Po zapoznaniu się z informacjami na temat specyfiki rasy, podstaw wychowania psa oraz podjęciu decyzji o zakupie szczeniaka, pozostaje sfinalizowanie transakcji. Przy rezerwacji pieska kupujący wpłaca określoną kwotę, tzw. zadatek, jest to z reguły 50% umówionej ceny. Hodowca powinien na tę kwotę wystawić pokwitowanie, w którym muszą się znaleźć: dane hodowcy, kupującego i zarezerwowanego pieska (rasa, płeć, rodzice), cena zakupu i data jego odbioru. Zadatek przepada, jeśli osoba, która szczenię zarezerwowała, zrezygnuje z jego zakupu. Natomiast jeśli transakcja nie dojdzie do skutku z winy hodowcy, bo np. już po przyjęciu zadatku sprzedał szczenię komuś innemu, niedoszły nabywca ma prawo żądać dwukrotności wpłaconej kwoty. Dokument, który potwierdza wpłatę zadatku może mieć formę umowy wstępnej, choć nie jest to konieczne.
W momencie odbioru szczeniak powinien być zdrowy, po kontroli miotu, odrobaczeniu i przewidzianych dla jego wieku szczepieniach, które muszą być odnotowane przez lekarza weterynarii w książeczce zdrowia. Szczenięta urodzone w hodowli zrzeszonej w Związku Kynologicznym w Polsce (ZkwP) sprzedawane są zawsze z wystawioną przez tę organizację metryką, która stanowi podstawę do wyrobienia rodowodu. Oprócz niej nabywca powinien otrzymać wypełnioną przez lekarza weterynarii (a nie przez hodowcę!) książeczkę zdrowia.
Wydawać by się mogło, że w dniu odbioru wystarczy przyjechać po wcześniej zadatkowane szczenię, dopłacić resztę należności i można wracać do domu. Niestety nie, ponieważ musimy jeszcze otrzymać umowę kupna – sprzedaży psa, która jest dowodem, że legalnie weszliśmy w jego posiadanie. Bardzo często kupujący dopiero w tym momencie po raz pierwszy postanawia zapoznać się z jej treścią. Większość umów jest sporządzona zgodnie z literą prawa, niestety coraz częściej się zdarza, że hodowca przemyca sformułowania ograniczające prawa nabywcy szczeniaka. Co gorsze, część z nich może być dla kupującego niezrozumiała, niestety sporo osób ją podpisuje bez próby wyjaśnienia do czego się zobowiązują, a czasem nawet bez jej przeczytania. Jest to bardzo duży błąd, bo uwolnienie się od podjętych zobowiązań może być trudne. Dlatego koniecznie, jeszcze przed wpłatą zadatku, należy poprosić hodowcę o pełny tekst proponowanej przez niego umowy, dokładnie ją przestudiować i nie podpisywać, dopóki wszystkie proponowane zapisy nie będą dla nabywcy w pełni zrozumiałe i możliwe do zaakceptowania.

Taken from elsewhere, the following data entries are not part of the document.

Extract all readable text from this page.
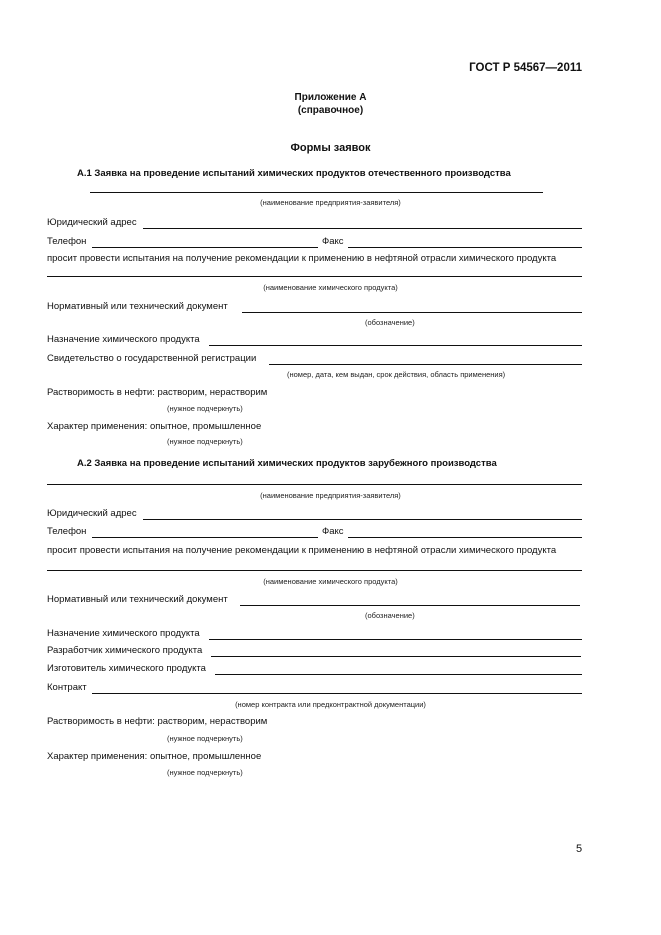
ГОСТ Р 54567—2011
Приложение А
(справочное)
Формы заявок
А.1 Заявка на проведение испытаний химических продуктов отечественного производства
(наименование предприятия-заявителя)
Юридический адрес
Телефон	Факс
просит провести испытания на получение рекомендации к применению в нефтяной отрасли химического продукта
(наименование химического продукта)
Нормативный или технический документ
(обозначение)
Назначение химического продукта
Свидетельство о государственной регистрации
(номер, дата, кем выдан, срок действия, область применения)
Растворимость в нефти: растворим, нерастворим
(нужное подчеркнуть)
Характер применения: опытное, промышленное
(нужное подчеркнуть)
А.2 Заявка на проведение испытаний химических продуктов зарубежного производства
(наименование предприятия-заявителя)
Юридический адрес
Телефон	Факс
просит провести испытания на получение рекомендации к применению в нефтяной отрасли химического продукта
(наименование химического продукта)
Нормативный или технический документ
(обозначение)
Назначение химического продукта
Разработчик химического продукта
Изготовитель химического продукта
Контракт
(номер контракта или предконтрактной документации)
Растворимость в нефти: растворим, нерастворим
(нужное подчеркнуть)
Характер применения: опытное, промышленное
(нужное подчеркнуть)
5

Jak powinna wyglądać umowa kupna – sprzedaży psa rasowego?
Zapisy, jakie spotyka się w umowach kupna – sprzedaży psa rasowego można podzielić na takie, które w umowie pojawić się muszą, takie, które pojawić się mogą, ale po uzyskaniu zgody kupującego, oraz takie, które w żadnym przypadku pojawić się nie powinny.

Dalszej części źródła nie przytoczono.